“我不要注射,不要!”陈初夏奋起挣扎,情绪激动。
秦羽走过来,冰冷的手指捏起她下颌,一个周的囚禁折磨让她的小脸蛋上几乎没了肉,再瘦下去可真就要瘦出骨头了。
“放心,要不了你的命。”
秦羽瞥了眼陈京,“把人带进来。”
“是。”
陈初夏不知道主仆两想干什么,只觉得体内涌上一阵燥热,并不陌生。
那是情药?
秦羽坐回到沙发上,身形后倚,姿态慵懒,漫不经心的抽起烟,如狼隼般的深邃黑眸微眯,紧紧盯着陈初夏看。
陈初夏还没来得及问一句为什么要给她注射情药,药效便很快席卷脑海,一片空白。
男人身上的雄性味道吸引她上前,想要与之亲密。
秦羽就这么坐着,任由她勾引。
“难受,好难受。”
陈初夏丧失意识,不由自主的跪在秦羽脚边,双手撑在男人大腿上,讨好他。
岑墨上半身被牢牢绑着,嘴里塞了白布。
当他被人推进房间时,看到了这么一副景象——
陈初夏趴在秦羽的腿上,那么主动,那么诱人。
岑墨瞬间瞪大了双眼。
在他心里,陈初夏是不可触摸的女神,碰一下都像是在玷污她。
可秦羽却这么作践她!
第一百零九章 表白
岑墨生气了,很生气。
他双手紧攥成拳,神色变得难看恼怒,胸脯剧烈地起伏,眼里燃烧怒火,奋力挣扎着。
可他的嘴被牢牢堵住,发不出任何声音,只能死死盯着秦羽,眸间的愤怒火焰似乎要喷射出来,灼烧死面前这个男人。
一向平淡冷漠的面庞,燃起火来格外可怖,如同优雅的猫突然尖叫,露出尖锐的牙齿,进入攻击模式。
秦羽冲他不屑地轻哼,嘴角微微扯动,满是蔑视鄙弃。
秦羽慵懒随意的吐着烟圈,那浓烈缭绕的白雾拢得他面容有些模糊,却仍旧能明显看见溢着冷锐寒光的凤眸,像极寒之地的冰川,冷得彻骨。

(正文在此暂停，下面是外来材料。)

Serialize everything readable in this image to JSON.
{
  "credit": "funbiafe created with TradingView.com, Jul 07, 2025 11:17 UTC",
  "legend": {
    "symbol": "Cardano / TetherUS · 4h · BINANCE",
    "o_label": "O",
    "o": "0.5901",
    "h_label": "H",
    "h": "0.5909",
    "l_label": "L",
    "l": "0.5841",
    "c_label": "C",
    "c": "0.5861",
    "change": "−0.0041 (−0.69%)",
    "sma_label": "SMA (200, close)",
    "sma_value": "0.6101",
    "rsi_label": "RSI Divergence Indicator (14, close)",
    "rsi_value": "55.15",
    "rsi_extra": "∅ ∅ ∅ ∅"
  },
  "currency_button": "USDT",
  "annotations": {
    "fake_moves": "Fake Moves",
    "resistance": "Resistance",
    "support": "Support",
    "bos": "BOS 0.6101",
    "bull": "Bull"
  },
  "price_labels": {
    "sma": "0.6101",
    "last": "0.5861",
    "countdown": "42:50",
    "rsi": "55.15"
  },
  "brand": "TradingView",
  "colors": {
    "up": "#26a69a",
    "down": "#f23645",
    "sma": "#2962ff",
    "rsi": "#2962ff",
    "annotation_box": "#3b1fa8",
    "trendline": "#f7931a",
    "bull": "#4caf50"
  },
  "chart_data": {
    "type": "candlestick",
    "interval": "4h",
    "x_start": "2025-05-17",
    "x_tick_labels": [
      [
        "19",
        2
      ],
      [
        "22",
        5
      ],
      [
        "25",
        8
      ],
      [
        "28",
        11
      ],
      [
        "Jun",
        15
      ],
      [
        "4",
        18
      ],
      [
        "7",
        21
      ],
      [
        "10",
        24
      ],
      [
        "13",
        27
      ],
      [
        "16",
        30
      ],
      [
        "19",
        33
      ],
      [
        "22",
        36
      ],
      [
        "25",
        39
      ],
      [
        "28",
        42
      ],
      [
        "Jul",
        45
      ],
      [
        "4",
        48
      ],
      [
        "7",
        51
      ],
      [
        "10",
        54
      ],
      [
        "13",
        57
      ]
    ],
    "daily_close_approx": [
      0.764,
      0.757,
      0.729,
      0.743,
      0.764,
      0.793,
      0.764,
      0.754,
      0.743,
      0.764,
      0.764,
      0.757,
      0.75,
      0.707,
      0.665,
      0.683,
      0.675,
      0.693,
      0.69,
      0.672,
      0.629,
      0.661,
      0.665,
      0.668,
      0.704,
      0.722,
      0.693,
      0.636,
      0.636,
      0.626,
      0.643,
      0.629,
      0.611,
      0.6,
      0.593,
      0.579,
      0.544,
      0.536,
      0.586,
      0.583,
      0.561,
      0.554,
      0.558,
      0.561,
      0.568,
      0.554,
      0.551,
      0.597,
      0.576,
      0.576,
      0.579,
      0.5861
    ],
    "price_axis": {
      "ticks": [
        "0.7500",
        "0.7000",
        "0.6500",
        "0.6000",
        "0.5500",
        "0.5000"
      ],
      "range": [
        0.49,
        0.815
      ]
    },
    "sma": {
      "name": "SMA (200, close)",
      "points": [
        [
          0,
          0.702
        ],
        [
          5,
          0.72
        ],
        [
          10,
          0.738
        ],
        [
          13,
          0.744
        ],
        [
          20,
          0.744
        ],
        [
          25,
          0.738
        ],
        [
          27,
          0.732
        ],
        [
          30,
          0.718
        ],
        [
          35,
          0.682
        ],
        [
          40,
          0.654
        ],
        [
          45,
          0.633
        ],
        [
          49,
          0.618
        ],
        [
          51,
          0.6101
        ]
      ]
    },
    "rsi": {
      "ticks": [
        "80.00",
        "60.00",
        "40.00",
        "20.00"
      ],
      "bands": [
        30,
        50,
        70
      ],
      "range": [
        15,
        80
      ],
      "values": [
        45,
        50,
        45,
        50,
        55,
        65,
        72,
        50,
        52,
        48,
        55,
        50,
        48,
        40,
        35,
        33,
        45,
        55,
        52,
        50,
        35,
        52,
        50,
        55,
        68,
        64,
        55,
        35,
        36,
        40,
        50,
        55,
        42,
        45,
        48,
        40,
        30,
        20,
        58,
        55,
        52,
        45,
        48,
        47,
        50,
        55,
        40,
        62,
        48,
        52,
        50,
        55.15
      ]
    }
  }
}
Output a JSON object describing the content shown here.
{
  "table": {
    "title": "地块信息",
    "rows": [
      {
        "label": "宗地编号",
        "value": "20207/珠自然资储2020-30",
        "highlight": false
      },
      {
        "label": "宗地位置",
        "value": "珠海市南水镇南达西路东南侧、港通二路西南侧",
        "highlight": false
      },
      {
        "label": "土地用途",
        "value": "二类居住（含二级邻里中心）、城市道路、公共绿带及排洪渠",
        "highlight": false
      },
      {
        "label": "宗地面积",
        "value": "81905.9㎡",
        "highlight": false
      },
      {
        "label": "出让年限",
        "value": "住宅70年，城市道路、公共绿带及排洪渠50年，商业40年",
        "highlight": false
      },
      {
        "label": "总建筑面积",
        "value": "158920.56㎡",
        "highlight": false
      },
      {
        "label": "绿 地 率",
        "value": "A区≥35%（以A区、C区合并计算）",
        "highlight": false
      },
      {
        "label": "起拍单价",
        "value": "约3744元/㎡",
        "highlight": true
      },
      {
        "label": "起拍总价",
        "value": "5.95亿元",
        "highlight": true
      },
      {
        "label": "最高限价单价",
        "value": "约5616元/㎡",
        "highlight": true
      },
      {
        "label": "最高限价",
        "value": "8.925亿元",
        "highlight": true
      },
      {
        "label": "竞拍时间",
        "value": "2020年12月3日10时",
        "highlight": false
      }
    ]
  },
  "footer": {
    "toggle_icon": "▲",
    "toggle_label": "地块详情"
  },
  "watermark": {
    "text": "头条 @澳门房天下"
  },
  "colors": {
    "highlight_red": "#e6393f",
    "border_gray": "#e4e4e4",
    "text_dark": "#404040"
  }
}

被药效控制住意识的陈初夏根本察觉不到房间里还有别人。
她仰头看向秦羽,男人幽深的黑色眼瞳里正倒映着自己,小脸脆弱苍白至极,有所病态。
下一秒,陈初夏亲上他脖间突出的喉结,那喉结侧面有颗极小的褐痣,衬得冷白修长的颈,格外性感。
男人凌厉而冷冽的面容,轮廓深邃,疏离淡漠,比起陈初夏的火热,实在过于冷静。
秦羽感受到细细密密地吻落在颈间,她十分渴求于他。
眼尾不自觉泛起勾人涟漪,陈初夏根本不知道她这副样子有多诱人。
秦羽修长的手指捻了烟,捏起陈初夏下颌,故意嘲讽:“有别的男人在场,这么兴奋?”
陈初夏被迫撑着脑袋抬头跟秦羽接吻,仰头的姿势让她并不好受。
他带着掠夺的啃食,声音越发暧昧,逸出隐约模糊的尾音,缱绻情浓。
秦羽将陈初夏抱在怀里,朝柔软的大床走去。
路过岑墨身边时,秦羽无情踹了他一脚,似在嘲讽他的软弱无能,任人拿捏。
“你想睡她,也配?”
黑色的西装裤顺着长腿掉落在地。
床边纱幔落下,白日欢爱。
..
岑墨接连知道了陈初夏有三个男人。
而且一个比一个有权势,有地位。
他简直渺小得像是蚂蚁,别人踩一脚,他就得死。
完事。
秦羽穿好衣服从床上下来,挥手让人给岑墨松绑。
他瞥了眼岑墨,薄唇微扬,唇畔笑容若有若无。
还算是个男人。
得到自由的岑墨没有犹豫,一拳朝秦羽挥舞过去,口中骂道:“混蛋!”
秦羽侧头,轻而易举躲过。
随即,他抬腿踹到岑墨肚子上,用了很大力气,一脚将其踹飞三米。
秦羽慢步走近,又抬脚狠狠踩上岑墨的头,居高临下的睥睨,轻蔑嘲讽:“不自量力。”
“你的命在我手里,生死全由我一句话。”
岑墨挣扎着要起身,却对抗不过秦羽的绝对力量,秦羽比他大十三岁,手段阅历都不是现在的他所能比拟的。
“是你强迫姐姐的!”
“我强迫?还没看见她的放荡?”秦羽气笑了,俯身将岑墨从地上揪着衣领拽起来,“是她主动求着我做。”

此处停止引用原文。